In this talk, I will discuss the potential of high throughput automated experiments to expedite the discovery of 2D and quasi 2D HP, optimize processing pathways, and enhance understanding of formation kinetics. This approach requires maximal acceleration of the synthesis-characterization-prediction cycle, enabled by the incorporation of rapid characterization methods in the discovery loop. In many cases, the intrinsic latencies of theoretical modeling for sufficiently complex systems favor the experiment-first discovery approach. I will showcase how high throughput automated synthesis provides a comprehensive guide for designing optimal precursor stoichiometry to achieve functional quasi-2D perovskite phases in films capable of realizing high-performance optoelectronics. With excellent agreement between theoretical and experimental observations, we show that with judicious selection of spacer cations, 2D HP can manifest self-assembly of twisted Moire structure, which has not been observed from conventional 2D HP systems with linear spacers. These studies exemplify how a high-throughput automated experimental workflow effectively expedites discoveries and processing optimizations in complex materials systems with multiple functionalities, facilitating their realization in scalable optoelectronic manufacturing processes.
Bio:
Dr.
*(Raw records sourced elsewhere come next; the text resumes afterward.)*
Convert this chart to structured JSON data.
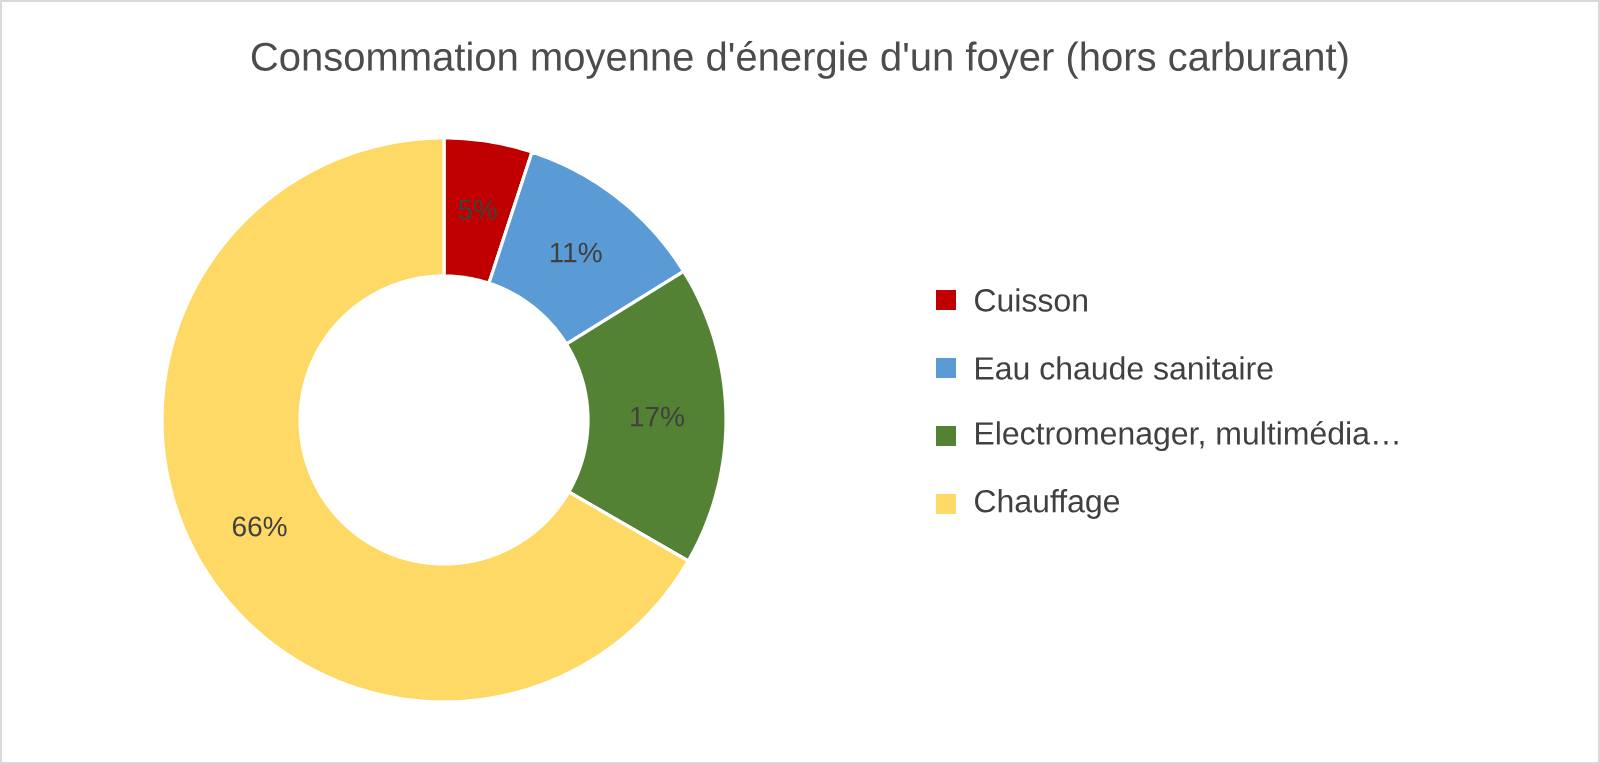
{
  "chart_data": {
    "type": "donut",
    "title": "Consommation moyenne d'énergie d'un foyer (hors carburant)",
    "categories": [
      "Cuisson",
      "Eau chaude sanitaire",
      "Electromenager, multimédia…",
      "Chauffage"
    ],
    "values": [
      5,
      11,
      17,
      66
    ],
    "value_labels": [
      "5%",
      "11%",
      "17%",
      "66%"
    ],
    "colors": [
      "#c00000",
      "#5b9bd5",
      "#548235",
      "#ffd966"
    ],
    "legend": "right"
  }
}
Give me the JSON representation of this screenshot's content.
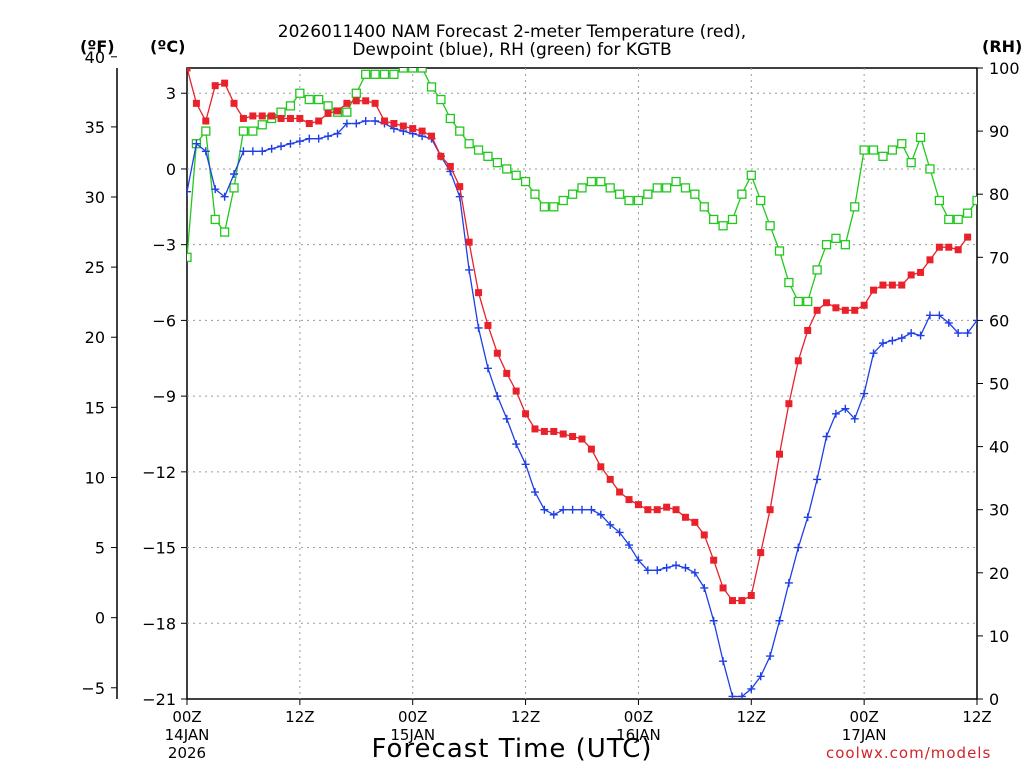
{
  "title_line1": "2026011400 NAM Forecast 2-meter Temperature (red),",
  "title_line2": "Dewpoint (blue), RH (green) for KGTB",
  "units": {
    "f": "(ºF)",
    "c": "(ºC)",
    "rh": "(RH)"
  },
  "xlabel": "Forecast Time (UTC)",
  "credit": "coolwx.com/models",
  "colors": {
    "temp": "#e8212b",
    "dewpoint": "#1f3fe6",
    "rh": "#22c81e",
    "grid": "#9a9a9a"
  },
  "chart_data": {
    "type": "line",
    "x_hours_range": [
      0,
      84
    ],
    "x_ticks": [
      {
        "hour": 0,
        "label": "00Z",
        "sub1": "14JAN",
        "sub2": "2026"
      },
      {
        "hour": 12,
        "label": "12Z",
        "sub1": "",
        "sub2": ""
      },
      {
        "hour": 24,
        "label": "00Z",
        "sub1": "15JAN",
        "sub2": ""
      },
      {
        "hour": 36,
        "label": "12Z",
        "sub1": "",
        "sub2": ""
      },
      {
        "hour": 48,
        "label": "00Z",
        "sub1": "16JAN",
        "sub2": ""
      },
      {
        "hour": 60,
        "label": "12Z",
        "sub1": "",
        "sub2": ""
      },
      {
        "hour": 72,
        "label": "00Z",
        "sub1": "17JAN",
        "sub2": ""
      },
      {
        "hour": 84,
        "label": "12Z",
        "sub1": "",
        "sub2": ""
      }
    ],
    "y_celsius_range": [
      -21,
      4
    ],
    "y_celsius_ticks": [
      3,
      0,
      -3,
      -6,
      -9,
      -12,
      -15,
      -18,
      -21
    ],
    "y_fahrenheit_ticks": [
      40,
      35,
      30,
      25,
      20,
      15,
      10,
      5,
      0,
      -5
    ],
    "y_rh_range": [
      0,
      100
    ],
    "y_rh_ticks": [
      100,
      90,
      80,
      70,
      60,
      50,
      40,
      30,
      20,
      10,
      0
    ],
    "series": [
      {
        "name": "Temperature",
        "unit": "C",
        "marker": "square-filled",
        "points": [
          [
            0,
            4
          ],
          [
            1,
            2.6
          ],
          [
            2,
            1.9
          ],
          [
            3,
            3.3
          ],
          [
            4,
            3.4
          ],
          [
            5,
            2.6
          ],
          [
            6,
            2
          ],
          [
            7,
            2.1
          ],
          [
            8,
            2.1
          ],
          [
            9,
            2.1
          ],
          [
            10,
            2
          ],
          [
            11,
            2
          ],
          [
            12,
            2
          ],
          [
            13,
            1.8
          ],
          [
            14,
            1.9
          ],
          [
            15,
            2.2
          ],
          [
            16,
            2.3
          ],
          [
            17,
            2.6
          ],
          [
            18,
            2.7
          ],
          [
            19,
            2.7
          ],
          [
            20,
            2.6
          ],
          [
            21,
            1.9
          ],
          [
            22,
            1.8
          ],
          [
            23,
            1.7
          ],
          [
            24,
            1.6
          ],
          [
            25,
            1.5
          ],
          [
            26,
            1.3
          ],
          [
            27,
            0.5
          ],
          [
            28,
            0.1
          ],
          [
            29,
            -0.7
          ],
          [
            30,
            -2.9
          ],
          [
            31,
            -4.9
          ],
          [
            32,
            -6.2
          ],
          [
            33,
            -7.3
          ],
          [
            34,
            -8.1
          ],
          [
            35,
            -8.8
          ],
          [
            36,
            -9.7
          ],
          [
            37,
            -10.3
          ],
          [
            38,
            -10.4
          ],
          [
            39,
            -10.4
          ],
          [
            40,
            -10.5
          ],
          [
            41,
            -10.6
          ],
          [
            42,
            -10.7
          ],
          [
            43,
            -11.1
          ],
          [
            44,
            -11.8
          ],
          [
            45,
            -12.3
          ],
          [
            46,
            -12.8
          ],
          [
            47,
            -13.1
          ],
          [
            48,
            -13.3
          ],
          [
            49,
            -13.5
          ],
          [
            50,
            -13.5
          ],
          [
            51,
            -13.4
          ],
          [
            52,
            -13.5
          ],
          [
            53,
            -13.8
          ],
          [
            54,
            -14
          ],
          [
            55,
            -14.5
          ],
          [
            56,
            -15.5
          ],
          [
            57,
            -16.6
          ],
          [
            58,
            -17.1
          ],
          [
            59,
            -17.1
          ],
          [
            60,
            -16.9
          ],
          [
            61,
            -15.2
          ],
          [
            62,
            -13.5
          ],
          [
            63,
            -11.3
          ],
          [
            64,
            -9.3
          ],
          [
            65,
            -7.6
          ],
          [
            66,
            -6.4
          ],
          [
            67,
            -5.6
          ],
          [
            68,
            -5.3
          ],
          [
            69,
            -5.5
          ],
          [
            70,
            -5.6
          ],
          [
            71,
            -5.6
          ],
          [
            72,
            -5.4
          ],
          [
            73,
            -4.8
          ],
          [
            74,
            -4.6
          ],
          [
            75,
            -4.6
          ],
          [
            76,
            -4.6
          ],
          [
            77,
            -4.2
          ],
          [
            78,
            -4.1
          ],
          [
            79,
            -3.6
          ],
          [
            80,
            -3.1
          ],
          [
            81,
            -3.1
          ],
          [
            82,
            -3.2
          ],
          [
            83,
            -2.7
          ]
        ]
      },
      {
        "name": "Dewpoint",
        "unit": "C",
        "marker": "plus",
        "points": [
          [
            0,
            -0.9
          ],
          [
            1,
            1
          ],
          [
            2,
            0.7
          ],
          [
            3,
            -0.8
          ],
          [
            4,
            -1.1
          ],
          [
            5,
            -0.2
          ],
          [
            6,
            0.7
          ],
          [
            7,
            0.7
          ],
          [
            8,
            0.7
          ],
          [
            9,
            0.8
          ],
          [
            10,
            0.9
          ],
          [
            11,
            1
          ],
          [
            12,
            1.1
          ],
          [
            13,
            1.2
          ],
          [
            14,
            1.2
          ],
          [
            15,
            1.3
          ],
          [
            16,
            1.4
          ],
          [
            17,
            1.8
          ],
          [
            18,
            1.8
          ],
          [
            19,
            1.9
          ],
          [
            20,
            1.9
          ],
          [
            21,
            1.8
          ],
          [
            22,
            1.6
          ],
          [
            23,
            1.5
          ],
          [
            24,
            1.4
          ],
          [
            25,
            1.3
          ],
          [
            26,
            1.2
          ],
          [
            27,
            0.5
          ],
          [
            28,
            -0.1
          ],
          [
            29,
            -1.1
          ],
          [
            30,
            -4
          ],
          [
            31,
            -6.3
          ],
          [
            32,
            -7.9
          ],
          [
            33,
            -9
          ],
          [
            34,
            -9.9
          ],
          [
            35,
            -10.9
          ],
          [
            36,
            -11.7
          ],
          [
            37,
            -12.8
          ],
          [
            38,
            -13.5
          ],
          [
            39,
            -13.7
          ],
          [
            40,
            -13.5
          ],
          [
            41,
            -13.5
          ],
          [
            42,
            -13.5
          ],
          [
            43,
            -13.5
          ],
          [
            44,
            -13.7
          ],
          [
            45,
            -14.1
          ],
          [
            46,
            -14.4
          ],
          [
            47,
            -14.9
          ],
          [
            48,
            -15.5
          ],
          [
            49,
            -15.9
          ],
          [
            50,
            -15.9
          ],
          [
            51,
            -15.8
          ],
          [
            52,
            -15.7
          ],
          [
            53,
            -15.8
          ],
          [
            54,
            -16
          ],
          [
            55,
            -16.6
          ],
          [
            56,
            -17.9
          ],
          [
            57,
            -19.5
          ],
          [
            58,
            -20.9
          ],
          [
            59,
            -20.9
          ],
          [
            60,
            -20.6
          ],
          [
            61,
            -20.1
          ],
          [
            62,
            -19.3
          ],
          [
            63,
            -17.9
          ],
          [
            64,
            -16.4
          ],
          [
            65,
            -15
          ],
          [
            66,
            -13.8
          ],
          [
            67,
            -12.3
          ],
          [
            68,
            -10.6
          ],
          [
            69,
            -9.7
          ],
          [
            70,
            -9.5
          ],
          [
            71,
            -9.9
          ],
          [
            72,
            -8.9
          ],
          [
            73,
            -7.3
          ],
          [
            74,
            -6.9
          ],
          [
            75,
            -6.8
          ],
          [
            76,
            -6.7
          ],
          [
            77,
            -6.5
          ],
          [
            78,
            -6.6
          ],
          [
            79,
            -5.8
          ],
          [
            80,
            -5.8
          ],
          [
            81,
            -6.1
          ],
          [
            82,
            -6.5
          ],
          [
            83,
            -6.5
          ],
          [
            84,
            -6
          ]
        ]
      },
      {
        "name": "RH",
        "unit": "%",
        "marker": "square-open",
        "points": [
          [
            0,
            70
          ],
          [
            1,
            88
          ],
          [
            2,
            90
          ],
          [
            3,
            76
          ],
          [
            4,
            74
          ],
          [
            5,
            81
          ],
          [
            6,
            90
          ],
          [
            7,
            90
          ],
          [
            8,
            91
          ],
          [
            9,
            92
          ],
          [
            10,
            93
          ],
          [
            11,
            94
          ],
          [
            12,
            96
          ],
          [
            13,
            95
          ],
          [
            14,
            95
          ],
          [
            15,
            94
          ],
          [
            16,
            93
          ],
          [
            17,
            93
          ],
          [
            18,
            96
          ],
          [
            19,
            99
          ],
          [
            20,
            99
          ],
          [
            21,
            99
          ],
          [
            22,
            99
          ],
          [
            23,
            100
          ],
          [
            24,
            100
          ],
          [
            25,
            100
          ],
          [
            26,
            97
          ],
          [
            27,
            95
          ],
          [
            28,
            92
          ],
          [
            29,
            90
          ],
          [
            30,
            88
          ],
          [
            31,
            87
          ],
          [
            32,
            86
          ],
          [
            33,
            85
          ],
          [
            34,
            84
          ],
          [
            35,
            83
          ],
          [
            36,
            82
          ],
          [
            37,
            80
          ],
          [
            38,
            78
          ],
          [
            39,
            78
          ],
          [
            40,
            79
          ],
          [
            41,
            80
          ],
          [
            42,
            81
          ],
          [
            43,
            82
          ],
          [
            44,
            82
          ],
          [
            45,
            81
          ],
          [
            46,
            80
          ],
          [
            47,
            79
          ],
          [
            48,
            79
          ],
          [
            49,
            80
          ],
          [
            50,
            81
          ],
          [
            51,
            81
          ],
          [
            52,
            82
          ],
          [
            53,
            81
          ],
          [
            54,
            80
          ],
          [
            55,
            78
          ],
          [
            56,
            76
          ],
          [
            57,
            75
          ],
          [
            58,
            76
          ],
          [
            59,
            80
          ],
          [
            60,
            83
          ],
          [
            61,
            79
          ],
          [
            62,
            75
          ],
          [
            63,
            71
          ],
          [
            64,
            66
          ],
          [
            65,
            63
          ],
          [
            66,
            63
          ],
          [
            67,
            68
          ],
          [
            68,
            72
          ],
          [
            69,
            73
          ],
          [
            70,
            72
          ],
          [
            71,
            78
          ],
          [
            72,
            87
          ],
          [
            73,
            87
          ],
          [
            74,
            86
          ],
          [
            75,
            87
          ],
          [
            76,
            88
          ],
          [
            77,
            85
          ],
          [
            78,
            89
          ],
          [
            79,
            84
          ],
          [
            80,
            79
          ],
          [
            81,
            76
          ],
          [
            82,
            76
          ],
          [
            83,
            77
          ],
          [
            84,
            79
          ]
        ]
      }
    ]
  }
}
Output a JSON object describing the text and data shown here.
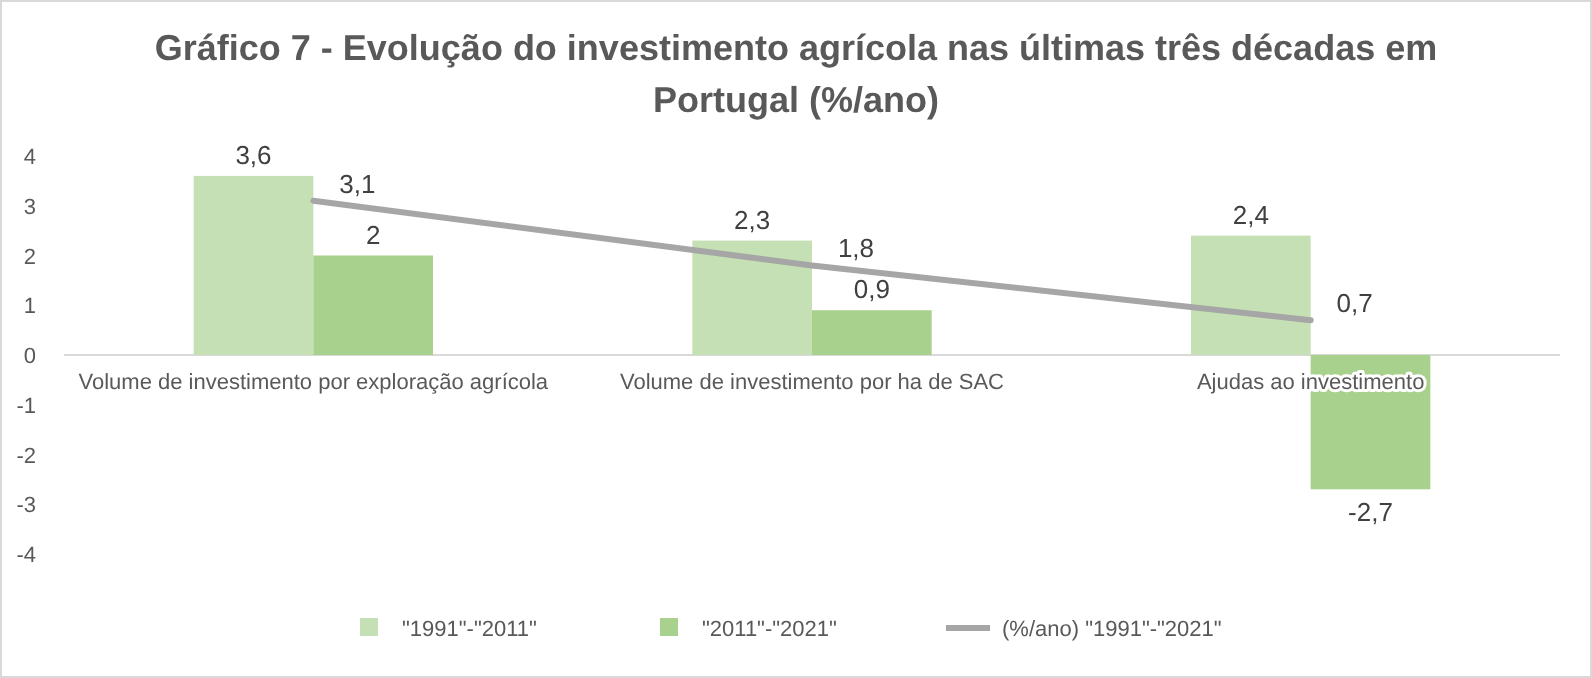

Mahshid Ahmadi received her PhD in Materials Science and Engineering from Nanyang Technological University, Singapore in 2013 with focus on development of low-cost materials for energy applications. She graduated with B. Sci. (2004) and M. Sci. (2007) in Materials Science and Industrial Metallurgy from Shiraz University, Iran. Prior to joining UTK, she worked as a research and technology consultant in a start-up solar cell company in Dallas, TX.